What began as a radio show to keep women in the know has become a popular weekly talk show on Facebook Live for Birmingham’s Clarissa Lester-Kenty.
Her show, The Ladiez Room, airs on Excel Radio and began initially for women to discuss local and national issues.
“Sometimes [being a mom, being a wife] we have a tendency to be aloof to what’s going on around us,” Kenty said. “We’re not aware of what’s taking place in DC, we’re not aware of what’s taking place in the Congress, in the state. We’re not aware of things taking place locally and nationally because we’re so busy taking care of other things in our own lives.”
Kenty, 48, a Miles College graduate and 1990 Miss Black USA pageant winner, has a background in mass communication and broadcast. “I have a lot of experience in voice overs and voice work,” she said. “I used to do voice overs for commercials.”
When it came to going live on Facebook Kenty wanted to make sure she did it the right way. “I didn’t want to be in a car or doing it as a selfie,” she said.
She had the right equipment, a microphone, videographers and proper lighting. Her first show, on Oct. 3, 2016, centered on the Birmingham Police Department.
“We wanted to know their viewpoint, going out on the beat with people who don’t trust you to protect them.”
Kenty, 48, received a lot of requests about doing more live videos and began going to more events and programs. Those events included the annual anniversary of the crossing of the Edmund Pettus Bridge in Selma, a visit to Morris Brown College, the Historically Black College and Universities in Atlanta, and talking with the cast of BET’s original series, The Quad. Her team now averages 2,000 viewers for their shows.
“It morphed into something and people started reaching out to us,” Kenty said. “There are people now in different states who listen in. The status of the show outgrew us. We have interns who really help. We have people from University of Alabama, UAB and Miles College. We couldn’t run it without them. They do video, social media, marketing, editing. They are amazing help.”

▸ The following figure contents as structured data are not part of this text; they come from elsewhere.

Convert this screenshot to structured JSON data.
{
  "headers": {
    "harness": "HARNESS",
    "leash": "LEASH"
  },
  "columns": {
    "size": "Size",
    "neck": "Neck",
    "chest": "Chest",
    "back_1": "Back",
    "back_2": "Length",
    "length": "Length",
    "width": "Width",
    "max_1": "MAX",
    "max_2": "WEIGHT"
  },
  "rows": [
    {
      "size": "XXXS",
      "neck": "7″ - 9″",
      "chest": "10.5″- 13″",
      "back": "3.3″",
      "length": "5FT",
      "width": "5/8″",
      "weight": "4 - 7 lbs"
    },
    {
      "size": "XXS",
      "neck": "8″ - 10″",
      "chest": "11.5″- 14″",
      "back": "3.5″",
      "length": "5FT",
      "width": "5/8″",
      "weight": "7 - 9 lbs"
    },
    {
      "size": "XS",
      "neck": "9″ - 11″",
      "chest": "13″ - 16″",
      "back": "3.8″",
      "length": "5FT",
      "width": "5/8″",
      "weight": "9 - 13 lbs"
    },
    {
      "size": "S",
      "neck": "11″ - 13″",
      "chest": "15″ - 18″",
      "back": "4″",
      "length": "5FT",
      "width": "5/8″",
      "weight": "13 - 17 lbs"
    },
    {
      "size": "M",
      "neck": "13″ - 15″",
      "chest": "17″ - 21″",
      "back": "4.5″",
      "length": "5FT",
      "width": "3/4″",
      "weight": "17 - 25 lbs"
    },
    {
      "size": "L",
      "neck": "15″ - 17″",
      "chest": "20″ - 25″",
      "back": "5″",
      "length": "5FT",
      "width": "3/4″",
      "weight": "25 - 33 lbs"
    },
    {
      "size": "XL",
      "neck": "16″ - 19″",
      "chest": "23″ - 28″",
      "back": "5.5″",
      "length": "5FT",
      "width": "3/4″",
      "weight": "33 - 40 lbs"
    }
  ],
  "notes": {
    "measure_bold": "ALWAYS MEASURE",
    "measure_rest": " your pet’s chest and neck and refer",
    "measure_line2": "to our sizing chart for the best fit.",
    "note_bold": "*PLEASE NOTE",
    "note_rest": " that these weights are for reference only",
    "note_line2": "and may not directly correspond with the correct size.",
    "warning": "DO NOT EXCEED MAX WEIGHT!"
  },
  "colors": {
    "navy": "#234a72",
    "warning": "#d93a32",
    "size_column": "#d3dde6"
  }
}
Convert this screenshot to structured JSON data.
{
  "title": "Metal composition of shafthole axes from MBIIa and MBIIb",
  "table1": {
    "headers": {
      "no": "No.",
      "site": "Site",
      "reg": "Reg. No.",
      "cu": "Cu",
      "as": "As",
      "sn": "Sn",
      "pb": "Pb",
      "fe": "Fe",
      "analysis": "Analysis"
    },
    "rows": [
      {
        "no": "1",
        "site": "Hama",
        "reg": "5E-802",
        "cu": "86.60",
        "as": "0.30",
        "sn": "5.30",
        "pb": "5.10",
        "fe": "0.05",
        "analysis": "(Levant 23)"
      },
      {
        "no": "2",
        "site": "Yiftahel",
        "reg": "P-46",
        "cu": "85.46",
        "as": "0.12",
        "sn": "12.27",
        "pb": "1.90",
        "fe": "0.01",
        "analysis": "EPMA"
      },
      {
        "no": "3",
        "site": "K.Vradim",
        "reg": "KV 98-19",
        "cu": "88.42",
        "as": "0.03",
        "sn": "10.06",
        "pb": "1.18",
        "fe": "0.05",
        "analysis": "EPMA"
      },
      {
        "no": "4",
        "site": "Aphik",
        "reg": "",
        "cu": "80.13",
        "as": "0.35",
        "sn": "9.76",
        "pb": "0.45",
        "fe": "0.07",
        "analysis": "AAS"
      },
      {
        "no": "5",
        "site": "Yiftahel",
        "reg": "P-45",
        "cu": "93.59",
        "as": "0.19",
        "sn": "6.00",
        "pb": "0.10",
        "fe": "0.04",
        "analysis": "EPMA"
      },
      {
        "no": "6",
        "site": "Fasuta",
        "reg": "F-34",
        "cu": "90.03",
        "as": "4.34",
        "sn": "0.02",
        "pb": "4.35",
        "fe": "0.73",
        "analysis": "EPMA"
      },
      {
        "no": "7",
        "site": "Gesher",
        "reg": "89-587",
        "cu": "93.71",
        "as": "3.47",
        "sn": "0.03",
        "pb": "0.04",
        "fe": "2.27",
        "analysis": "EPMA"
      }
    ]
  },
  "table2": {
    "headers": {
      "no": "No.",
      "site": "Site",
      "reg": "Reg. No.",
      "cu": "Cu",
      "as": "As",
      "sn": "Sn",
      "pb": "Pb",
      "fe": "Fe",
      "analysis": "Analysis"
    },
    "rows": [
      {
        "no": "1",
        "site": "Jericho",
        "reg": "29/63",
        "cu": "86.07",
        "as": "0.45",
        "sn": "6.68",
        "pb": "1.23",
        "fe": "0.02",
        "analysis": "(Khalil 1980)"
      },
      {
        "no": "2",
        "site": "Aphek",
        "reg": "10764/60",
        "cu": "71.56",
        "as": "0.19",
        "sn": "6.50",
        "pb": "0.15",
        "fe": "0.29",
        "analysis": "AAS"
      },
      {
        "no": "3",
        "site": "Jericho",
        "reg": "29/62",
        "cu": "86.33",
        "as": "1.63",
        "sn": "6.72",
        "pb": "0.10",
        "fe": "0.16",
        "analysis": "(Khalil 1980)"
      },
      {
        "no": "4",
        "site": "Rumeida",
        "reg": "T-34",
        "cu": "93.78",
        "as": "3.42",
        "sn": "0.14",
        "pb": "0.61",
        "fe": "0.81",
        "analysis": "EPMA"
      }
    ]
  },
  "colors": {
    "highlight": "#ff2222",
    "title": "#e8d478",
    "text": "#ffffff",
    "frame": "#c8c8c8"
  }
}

TLR has also had its share of celebrities “step inside the Ladiez Room.”
“We’ve had [comedians] Faizon Love, Sinbad, Earthquake, [radio personality] Tom Joyner and R&B group After 7” all within 14 months, she said. The next step is to use YouTube to grow the market, Kenty said.
The show has not lost its focus on local and national issues. TLR has a weekly segment, Eyez on D.C., where a political analyst talks about Capitol Hill.
“My goal is to . . . educate people on what’s going on early enough so they can contact their local congressman, senators to voice their opinion. You need to utilize the people you put in the office.”
Another segment, “Strutting in the Kitchen”, has local chefs, and wellness coaches talk about living a healthy life.
All of this is in addition to her business, Divine Images Finishing Institute, LLC which consults and helps small businesses with their branding and marketing.
Kenty, originally from Spartanburg, South Carolina, first started in radio at 17 years old when she was a contestant in the 1990 Miss Black USA pageant after graduating from high school, and went on a radio show with her fellow contestants to do voiceover work.
“The program director said, ‘hey I need to talk to you afterwards,’” she said. “He said, ‘you have something, and I need you to come back and do an interview.’ I was 17, so I was like, ‘what?’ I came back and they hired me. They trained me how to speak on the radio. I would fill in for people and do voiceovers for commercials. Out of that I was able to host a [television] talk show for years for teenagers, called Synergy. It became well-known in the upstate part of South Carolina.”
Kenty first entered beauty pageants to help make money so she could go to school. Her parents could not afford to send her to college, and she considered herself an average student.
“I just wanted to get out,” she said. “I knew I couldn’t get an academic or athletic scholarship. I thought about what I could do. I could sing, I could speak well, I had great posture and poise, so I said ‘let me try this pageant thing and see what happens.’”
Kenty would do pageants and some she would win, but whatever money she received, she put towards college.
“I had a mentor at the time, who passed away the year I won,” she said. “I had to go to her etiquette school every single day for a year. I was trained by the best. She called the national organization and said ‘I have this girl who is going to take the crown.’ She worked hard to get me there.”
That year the pageant was set in Birmingham and the prize was a partial scholarship for the winner.
“After I won, the Miles College president changed the scholarship from partial to a full ride,” she said.
After met her husband, Ernest, at Miles and they had three children, two sons in college and a daughter in middle school daughter – Ernest Josiah, 20; Matthew Payton, 18; Taylore Rae, 13. They now live in Birmingham.
“Communications has always been a part of me,”Kenty said. “After getting married and having children, I slowed down, but I still did voiceovers. I was still in the game, but not how I would have liked to be. Since that time technology has changed.”
“I don’t have to be at a local television station to do a show,” said Kenty, who has a studio in her house. “I can do what they do, and just as good.”